Mi tío José regresó al puerto porque había dejado pendiente un tiempo vital que le pertenecía. Me parece verlo llegar una tarde al oscurecer cuando todos los niños del barrio jugábamos fútbol en la calle.
De ese carro se bajó un hombre desconocido para mí pero supuse que era alguien importante en la familia porque mi madre en cuanto lo vio le dio un abrazo y, creo, (pudiera yo jurarlo), que los dos se soltaron llorando.
Eran dos hermanos que tenían más de la mitad de su vida si verse y la única fotografía que tenía uno del otro era el recuerdo.
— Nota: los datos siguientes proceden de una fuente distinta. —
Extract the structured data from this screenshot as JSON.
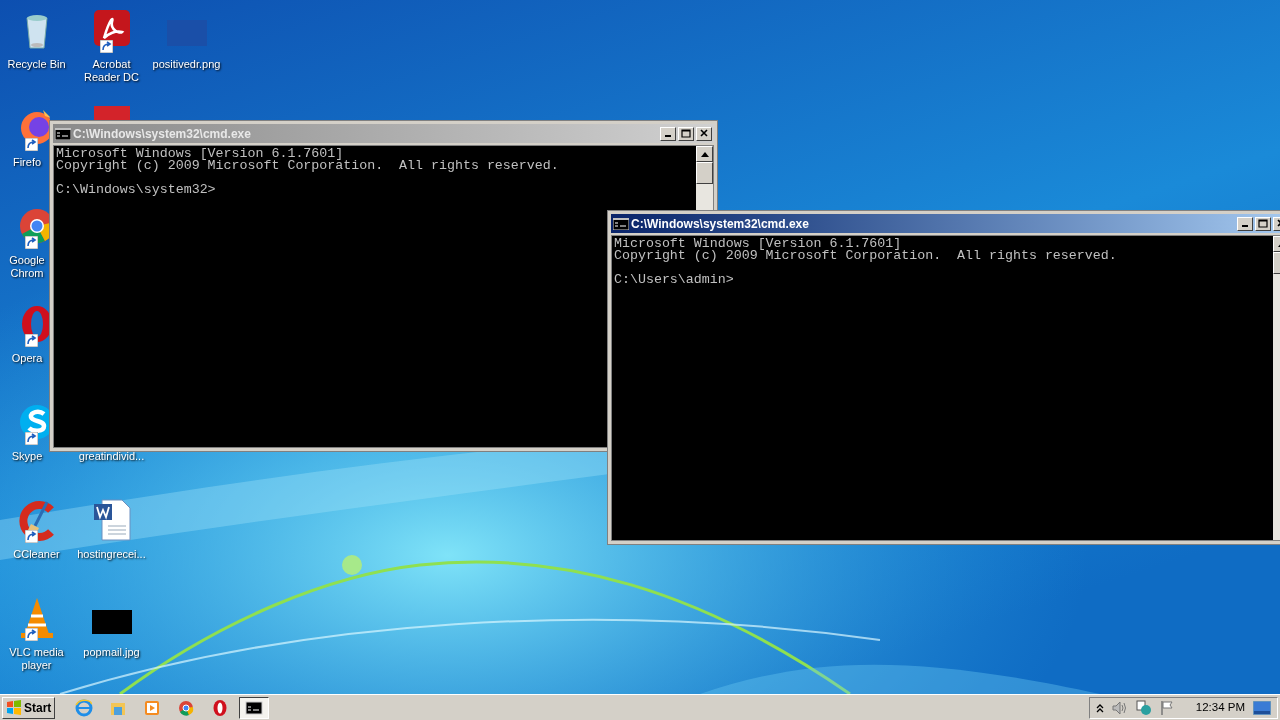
{
  "desktop_icons": [
    {
      "label": "Recycle Bin",
      "kind": "recycle",
      "shortcut": false
    },
    {
      "label": "Acrobat Reader DC",
      "kind": "acrobat",
      "shortcut": true
    },
    {
      "label": "positivedr.png",
      "kind": "image_blue",
      "shortcut": false
    },
    {
      "label": "Firefo",
      "kind": "firefox",
      "shortcut": true
    },
    {
      "kind": "five",
      "shortcut": false
    },
    {
      "label": "Google Chrom",
      "kind": "chrome",
      "shortcut": true
    },
    {
      "label": "Opera",
      "kind": "opera",
      "shortcut": true
    },
    {
      "label": "Skype",
      "kind": "skype",
      "shortcut": true
    },
    {
      "label": "greatindivid...",
      "kind": "covered",
      "shortcut": false
    },
    {
      "label": "CCleaner",
      "kind": "ccleaner",
      "shortcut": true
    },
    {
      "label": "hostingrecei...",
      "kind": "word",
      "shortcut": false
    },
    {
      "label": "VLC media player",
      "kind": "vlc",
      "shortcut": true
    },
    {
      "label": "popmail.jpg",
      "kind": "image_black",
      "shortcut": false
    }
  ],
  "windows": [
    {
      "title": "C:\\Windows\\system32\\cmd.exe",
      "active": false,
      "output": [
        "Microsoft Windows [Version 6.1.7601]",
        "Copyright (c) 2009 Microsoft Corporation.  All rights reserved."
      ],
      "prompt": "C:\\Windows\\system32>"
    },
    {
      "title": "C:\\Windows\\system32\\cmd.exe",
      "active": true,
      "output": [
        "Microsoft Windows [Version 6.1.7601]",
        "Copyright (c) 2009 Microsoft Corporation.  All rights reserved."
      ],
      "prompt": "C:\\Users\\admin>"
    }
  ],
  "taskbar": {
    "start": "Start",
    "apps": [
      {
        "kind": "ie",
        "selected": false
      },
      {
        "kind": "explorer",
        "selected": false
      },
      {
        "kind": "media",
        "selected": false
      },
      {
        "kind": "chrome",
        "selected": false
      },
      {
        "kind": "opera",
        "selected": false
      },
      {
        "kind": "cmd",
        "selected": true
      }
    ],
    "clock": "12:34 PM"
  }
}
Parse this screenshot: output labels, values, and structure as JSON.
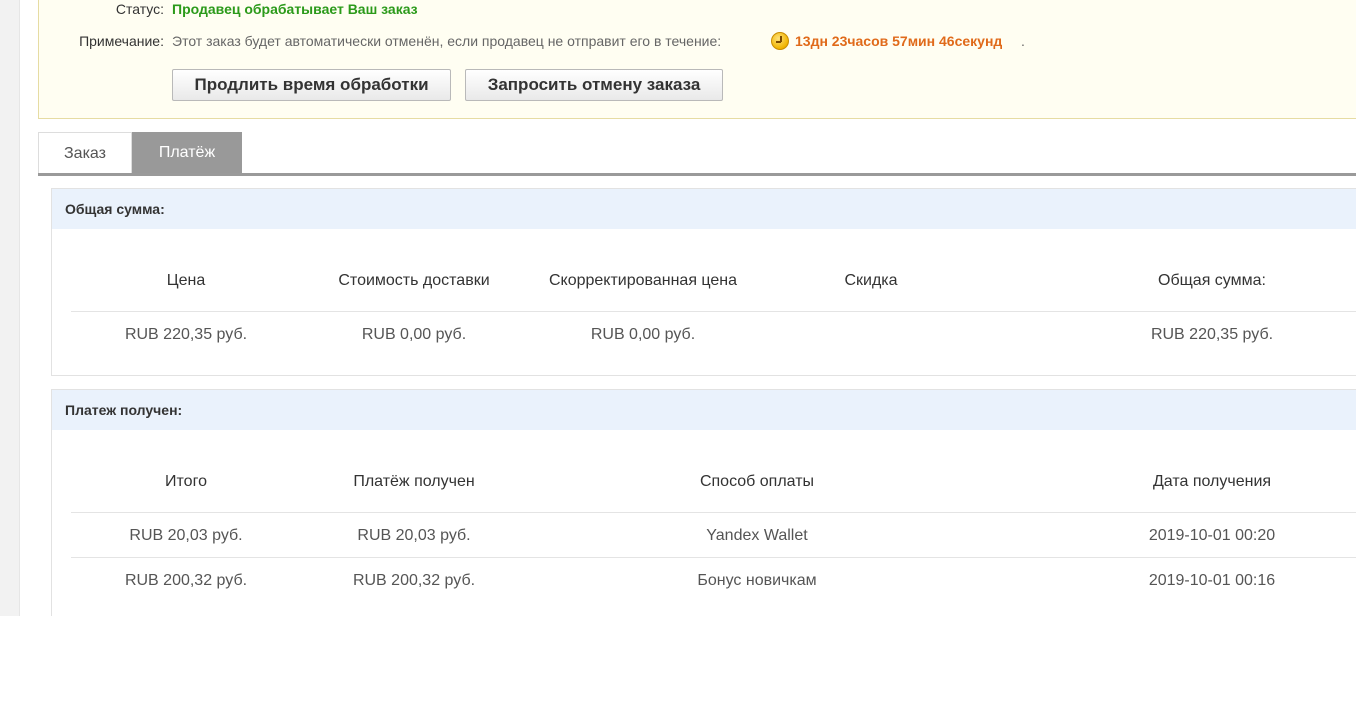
{
  "status_section": {
    "status_label": "Статус:",
    "status_value": "Продавец обрабатывает Ваш заказ",
    "note_label": "Примечание:",
    "note_text": "Этот заказ будет автоматически отменён, если продавец не отправит его в течение:",
    "countdown": "13дн 23часов 57мин 46секунд",
    "countdown_suffix": ".",
    "extend_button": "Продлить время обработки",
    "cancel_button": "Запросить отмену заказа",
    "colors": {
      "status": "#2b9a1a",
      "countdown": "#e06a1a"
    }
  },
  "tabs": [
    {
      "label": "Заказ",
      "active": false
    },
    {
      "label": "Платёж",
      "active": true
    }
  ],
  "total_panel": {
    "title": "Общая сумма:",
    "headers": [
      "Цена",
      "Стоимость доставки",
      "Скорректированная цена",
      "Скидка",
      "Общая сумма:"
    ],
    "row": [
      "RUB 220,35 руб.",
      "RUB 0,00 руб.",
      "RUB 0,00 руб.",
      "",
      "RUB 220,35 руб."
    ]
  },
  "payment_panel": {
    "title": "Платеж получен:",
    "headers": [
      "Итого",
      "Платёж получен",
      "Способ оплаты",
      "Дата получения"
    ],
    "rows": [
      [
        "RUB 20,03 руб.",
        "RUB 20,03 руб.",
        "Yandex Wallet",
        "2019-10-01 00:20"
      ],
      [
        "RUB 200,32 руб.",
        "RUB 200,32 руб.",
        "Бонус новичкам",
        "2019-10-01 00:16"
      ]
    ]
  }
}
El recuerdo que no querían los dos que fueran un recuerdo, el recuerdo del rancho, el recuerdo de los juegos silvestres, el recuerdo de los parientes en común. El recuerdo de una ciudad y el recuerdo de una partida borrosa que los separó por tanto tiempo.
Él se fue “pal norte” a lo mejor porque tenía ganas de conocer algo más que su propia sombra y allá, entre otras cosas, aprendió el inglés mentado y el gozoso oficio de Chef. Ella permaneció en el puerto y ahí echó raíces como esos árboles hermosos que duran para siempre. También, entre otras cosas, fue una estupenda cocinera de hogar, de esas que están en peligro de extinción.
Un día se volvieron a encontrar y cada uno bajó sus cartas para enseñar el juego que durante esos años de soledad le había brindado la vida. Fueron muchas mañanas y muchas lunas y muchas lluvias y muchos, muchísimos olores sabrosos de cocina lo que hizo posible, gracias a la pericia de ambos en el oficio, que esas dos almas se volvieran a juntar.
Fueron otras tantas cosas los que los mantuvo bien cerquita y queriéndose profundamente, pese a todo. Los dos hicieron lo posible por recuperar los años perdidos y se supieron querer con todo y que alguna vez se gruñeron uno al otro, cual debe ser, de lo contrario, nadie les hubiera creído que eran hermanos.
Una tarde reciente, como esa en que mi tío regresó del norte, un mensaje me dijo que había muerto. Recibí la noticia y me quedé serio. De pronto, en mi memoria, me pareció verlo llegar una tarde al obscurecer cuando todos los niños del barrio jugábamos fútbol en la calle. Di unos pasos, lloré en silencio y le agradecí a la vida.
*Lic. en Derecho, escritor y Premio del Libro Sonorense.